Programming produced by those networks might be core to Disney, but the distribution model is “definitely broken,” Iger said. “The disruptive forces that have been preying on that business are greater than I thought,” Iger said. “We have to come to grips with that.”

Disney also owns ESPN, but Iger said that he’s “bullish” on sports and wants to stay in the sports business. He added that Disney looking for strategic partners that could help the company with distribution and content, including assistance in purchasing increasingly expensive licensing deals for live sports, including the NFL and NBA.

Iger’s original two year contract was extended by a unanimous vote by the Disney Board of Directors on Wednesday. It will now expire in December 2026. He joked to CNBC that he liked retirement and that it was a “good 11 months.” Iger returned Disney in November 2022, replacing Bob Chapek, whose run as CEO was choppy and questionable.

He said he wanted to stay on at Disney for longer than anticipated because he has a “deep passion” for the company, but needs more time because “In some ways the challenges are greater than I anticipated.”

At the time of Iger’s interview, the SAG-AFTRA Union had not voted to finalize a strike as talks were dwindling with the major studios. However, hours later, SAG-AFTRA voted to strike, joining the Writers Guild on the picket lines.

When asked about the strikes, Iger said he found the labor action “very disturbing” because of the growing challenges the media industry faces. “This is the worst time in the world to add to that disruption,” he said, noting the entertainment industry faces economic challenges and is still battling back from audience deterioration during the pandemic.
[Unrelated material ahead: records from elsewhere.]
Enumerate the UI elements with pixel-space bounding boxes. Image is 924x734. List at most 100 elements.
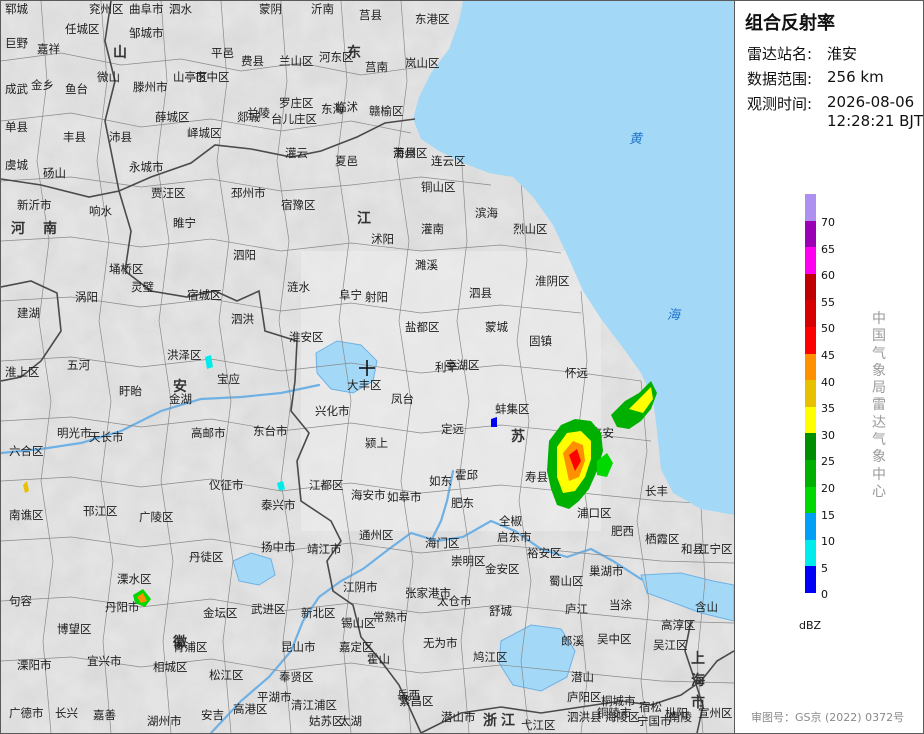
place-label: 江阴市 [343,580,378,594]
place-label: 淮阴区 [535,274,570,288]
place-label: 浦口区 [577,506,612,520]
place-label: 相城区 [153,660,188,674]
place-label: 博望区 [57,622,92,636]
info-panel: 组合反射率 雷达站名: 淮安 数据范围: 256 km 观测时间: 2026-0… [734,1,924,733]
place-label: 扬中市 [261,540,296,554]
place-label: 濉溪 [415,258,438,272]
place-label: 长兴 [55,706,78,720]
place-label: 涟水 [287,280,310,294]
place-label: 兴化市 [315,404,350,418]
place-label: 庐阳区 [567,690,602,704]
place-label: 金乡 [31,78,54,92]
legend-swatch [805,380,816,407]
place-label: 高邮市 [191,426,226,440]
radar-map[interactable]: 山 东 江 苏 河 南 安 徽 浙 江 上 海 市 黄 海 郓城 兖州区 曲阜市 泗水… [1,1,734,733]
place-label: 南谯区 [9,508,44,522]
place-label: 嘉善 [93,708,116,722]
place-label: 鸠江区 [473,650,508,664]
place-label: 建湖 [17,306,40,320]
place-label: 东港区 [415,12,450,26]
place-label: 淮上区 [5,365,40,379]
legend-tick-label: 40 [821,375,835,389]
time-label: 观测时间: [747,95,813,113]
legend-swatch [805,513,816,540]
place-label: 宁国市 [637,714,672,728]
place-label: 砀山 [43,166,66,180]
time-clock: 12:28:21 BJT [827,112,924,130]
place-label: 丰县 [63,130,86,144]
province-label: 江 [357,210,371,227]
place-label: 弋江区 [521,718,556,732]
province-label: 苏 [511,428,525,445]
place-label: 蒙阴 [259,2,282,16]
range-value: 256 km [827,68,884,86]
legend-swatch [805,247,816,274]
legend-swatch [805,459,816,487]
place-label: 兖州区 [89,2,124,16]
place-label: 平邑 [211,46,234,60]
place-label: 海安市 [351,488,386,502]
legend-tick-label: 15 [821,508,835,522]
place-label: 定远 [441,422,464,436]
place-label: 潜山市 [441,710,476,724]
place-label: 蜀山区 [549,574,584,588]
station-label: 雷达站名: [747,45,813,63]
province-label: 江 [501,712,515,729]
place-label: 泰兴市 [261,498,296,512]
place-label: 宿松 [639,700,662,714]
legend-tick-label: 30 [821,428,835,442]
place-label: 沂南 [311,2,334,16]
legend-tick-label: 55 [821,295,835,309]
place-label: 启东市 [497,530,532,544]
place-label: 虞城 [5,158,28,172]
place-label: 新北区 [301,606,336,620]
place-label: 峄城区 [187,126,222,140]
legend-tick-label: 10 [821,535,835,549]
place-label: 句容 [9,594,32,608]
place-label: 宣州区 [698,706,733,720]
station-row: 雷达站名: 淮安 [747,43,857,64]
place-label: 灵璧 [131,280,154,294]
place-label: 湖州市 [147,714,182,728]
place-label: 丹阳市 [105,600,140,614]
place-label: 邗江区 [83,504,118,518]
place-label: 阜宁 [339,288,362,302]
place-label: 嘉祥 [37,42,60,56]
place-label: 新沂市 [17,198,52,212]
place-label: 含山 [695,600,718,614]
place-label: 东台市 [253,424,288,438]
place-label: 安吉 [201,708,224,722]
place-label: 舒城 [489,604,512,618]
place-label: 蚌集区 [495,402,530,416]
legend-tick-label: 45 [821,349,835,362]
time-date: 2026-08-06 [827,93,915,111]
legend-tick-label: 20 [821,482,835,495]
place-label: 太仓市 [437,594,472,608]
place-label: 吴江区 [653,638,688,652]
place-label: 宜兴市 [87,654,122,668]
place-label: 霍邱 [455,468,478,482]
radar-viewer: 山 东 江 苏 河 南 安 徽 浙 江 上 海 市 黄 海 郓城 兖州区 曲阜市 泗水… [0,0,924,734]
place-label: 曲阜市 [129,2,164,16]
place-label: 费县 [241,54,264,68]
place-label: 广德市 [9,706,44,720]
place-label: 河东区 [319,50,354,64]
place-label: 明光市 [57,426,92,440]
place-label: 五河 [67,358,90,372]
place-label: 洪泽区 [167,348,202,362]
place-label: 盐都区 [405,320,440,334]
legend-tick-label: 50 [821,322,835,336]
legend-swatch [805,326,816,354]
place-label: 响水 [89,204,112,218]
place-label: 台儿庄区 [271,112,317,126]
place-label: 霍山 [367,652,390,666]
place-label: 薛城区 [155,110,190,124]
place-label: 金坛区 [203,606,238,620]
legend-tick-label: 25 [821,455,835,469]
place-label: 睢宁 [173,216,196,230]
legend-swatch [805,300,816,327]
place-label: 莒南 [365,60,388,74]
place-label: 市中区 [195,70,230,84]
place-label: 盱眙 [119,384,142,398]
province-label: 南 [43,220,57,237]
“And they are adding to a set of challenges to – that this business is already facing that is frankly quite disruptive and dangerous,” Iger added. He was also pleased that Hollywood was able to reach a deal with the Directors Guild and wants to make a similar deal with both the writers and actors. But he said the groups’ expectation are “just not realistic.” “You have to be realistic about this business environment,” Iger said. “It’s a shame. It’s really a shame.”

The actors are demanding increased pay, as well as progress on residuals, particularly on streaming services. There are also concerns about the emergence of artificial intelligence.

When it comes to attendance at the U.S. Disney Parks, this summer has seen wait times for rides and attractions shortened, according to analysts who track theme park attendance. However, Iger said that he is “not at all concerned” about overall decline in the theme park business.

Iger believes declines in attendance are a temporary issue and a problem that exists for other competitors’ parks as well. He noted, for example, that hotel tax revenue in Florida has been down about 6% this year and competitors are offering discounts at their parks. Florida opening up early compared to other states during the pandemic sparked demand, and that seems to have leveled off as more competition from other states opened up, Iger said.